Les deux premiers volets du débats sont tout aussi fermés. Il ne sera pas question de revenir sur l’ISF, mais seulement de savoir quels impôts il faut baisser. Le piège est tendu, puisque immédiatement cette baisse appelle son corollaire, la suppression des services publics, dont la proximité fait justement défaut. Comme par hasard, sont toujours placés en tête les fonctionnaires les plus visibles, comme si nombre d’invisibles très bien payés ne vivaient pas à l’ombre de ces fromages de la République, où vont pantoufler nombre de hauts fonctionnaires et de magistrats.
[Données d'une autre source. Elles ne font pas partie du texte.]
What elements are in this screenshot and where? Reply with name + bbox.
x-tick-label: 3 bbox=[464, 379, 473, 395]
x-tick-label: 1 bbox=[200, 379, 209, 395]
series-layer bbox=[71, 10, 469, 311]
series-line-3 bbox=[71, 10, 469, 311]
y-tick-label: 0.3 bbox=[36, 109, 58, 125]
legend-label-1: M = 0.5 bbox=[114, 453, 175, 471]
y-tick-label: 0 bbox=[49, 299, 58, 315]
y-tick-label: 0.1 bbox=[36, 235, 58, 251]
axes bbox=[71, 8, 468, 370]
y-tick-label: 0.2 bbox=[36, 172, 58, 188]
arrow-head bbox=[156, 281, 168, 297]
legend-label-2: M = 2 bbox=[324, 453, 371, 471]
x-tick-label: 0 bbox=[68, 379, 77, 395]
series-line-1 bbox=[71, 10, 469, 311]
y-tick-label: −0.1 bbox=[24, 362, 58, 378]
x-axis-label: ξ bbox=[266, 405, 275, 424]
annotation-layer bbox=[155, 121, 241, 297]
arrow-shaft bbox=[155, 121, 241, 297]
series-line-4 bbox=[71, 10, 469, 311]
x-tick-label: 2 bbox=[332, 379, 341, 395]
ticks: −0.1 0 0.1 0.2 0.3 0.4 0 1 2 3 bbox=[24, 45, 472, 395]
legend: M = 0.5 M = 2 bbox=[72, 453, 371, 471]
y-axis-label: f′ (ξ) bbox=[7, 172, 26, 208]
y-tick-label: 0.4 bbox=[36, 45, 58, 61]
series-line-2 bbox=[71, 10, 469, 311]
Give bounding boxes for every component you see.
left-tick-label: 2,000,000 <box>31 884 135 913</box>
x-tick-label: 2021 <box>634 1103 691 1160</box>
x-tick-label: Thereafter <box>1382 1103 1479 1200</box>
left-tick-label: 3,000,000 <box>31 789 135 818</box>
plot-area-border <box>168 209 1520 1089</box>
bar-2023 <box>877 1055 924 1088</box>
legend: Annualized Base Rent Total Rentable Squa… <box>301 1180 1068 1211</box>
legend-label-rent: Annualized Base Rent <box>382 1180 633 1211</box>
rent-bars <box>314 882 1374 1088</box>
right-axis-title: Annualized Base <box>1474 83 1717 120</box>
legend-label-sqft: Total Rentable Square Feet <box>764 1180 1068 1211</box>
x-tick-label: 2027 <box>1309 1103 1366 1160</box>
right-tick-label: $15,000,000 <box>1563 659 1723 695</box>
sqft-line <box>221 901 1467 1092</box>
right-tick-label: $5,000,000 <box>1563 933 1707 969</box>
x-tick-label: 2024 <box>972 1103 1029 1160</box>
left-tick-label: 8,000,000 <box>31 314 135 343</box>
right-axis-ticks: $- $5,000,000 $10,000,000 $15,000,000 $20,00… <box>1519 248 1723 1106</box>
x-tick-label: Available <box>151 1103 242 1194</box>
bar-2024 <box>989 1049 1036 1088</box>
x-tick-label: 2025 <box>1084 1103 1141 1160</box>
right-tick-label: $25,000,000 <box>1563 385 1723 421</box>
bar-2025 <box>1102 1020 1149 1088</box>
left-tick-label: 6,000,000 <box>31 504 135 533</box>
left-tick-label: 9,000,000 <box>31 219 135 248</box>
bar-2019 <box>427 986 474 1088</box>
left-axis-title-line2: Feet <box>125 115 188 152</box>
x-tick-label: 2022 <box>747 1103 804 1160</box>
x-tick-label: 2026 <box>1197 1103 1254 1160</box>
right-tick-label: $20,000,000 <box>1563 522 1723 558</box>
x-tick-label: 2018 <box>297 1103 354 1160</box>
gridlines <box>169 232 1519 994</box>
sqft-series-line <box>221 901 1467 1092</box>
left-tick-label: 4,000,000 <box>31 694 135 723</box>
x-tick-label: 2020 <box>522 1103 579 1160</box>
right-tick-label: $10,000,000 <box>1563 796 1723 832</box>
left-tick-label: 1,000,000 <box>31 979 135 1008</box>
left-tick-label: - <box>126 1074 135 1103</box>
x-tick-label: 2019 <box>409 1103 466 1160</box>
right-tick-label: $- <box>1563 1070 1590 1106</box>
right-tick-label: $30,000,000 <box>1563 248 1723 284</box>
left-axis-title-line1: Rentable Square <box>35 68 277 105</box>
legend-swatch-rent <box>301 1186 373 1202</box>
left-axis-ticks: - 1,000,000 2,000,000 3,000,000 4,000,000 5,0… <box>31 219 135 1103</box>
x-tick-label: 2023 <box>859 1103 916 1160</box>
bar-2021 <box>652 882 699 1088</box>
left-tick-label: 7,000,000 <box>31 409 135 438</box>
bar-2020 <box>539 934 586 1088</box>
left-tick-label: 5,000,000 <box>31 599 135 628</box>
Mme Jouanno, en refusant de conduire le débat public alors qu’elle préside une de ces « autorités administratives » précisément dédiée à cela, n’a-t-elle pas frayé d’autres voies à des solutions ? De même, le gâchis de la politique migratoire n’est pas évoqué. Non, il faut que les Français soient persuadés que les impôts qui les écrasent ne servent qu’à payer les pompiers, les policiers et les infirmières.
Reste l’organisation de l’Etat, c’est-à-dire la décentralisation, la réduction du mille-feuille administratif et territorial. Voilà qui pourrait-faire l’objet d’un référendum utile auquel on donnerait le temps d’être serein et sans engager le destin du gouvernement. C’est sur ce type de question pourtant que le Général de Gaulle avait quitté le pouvoir. On se doute que son lointain successeur n’a lui qu’une idée en tête : s’y maintenir à tout prix ! D’ailleurs, les gilets jaunes, sans qui ce grand débat n’aurait pas lieu, ne sont ni conviés, ni cités, puisqu’il s’agit avant tout le les isoler ou d’en piéger quelques-uns, plus naïfs que les autres.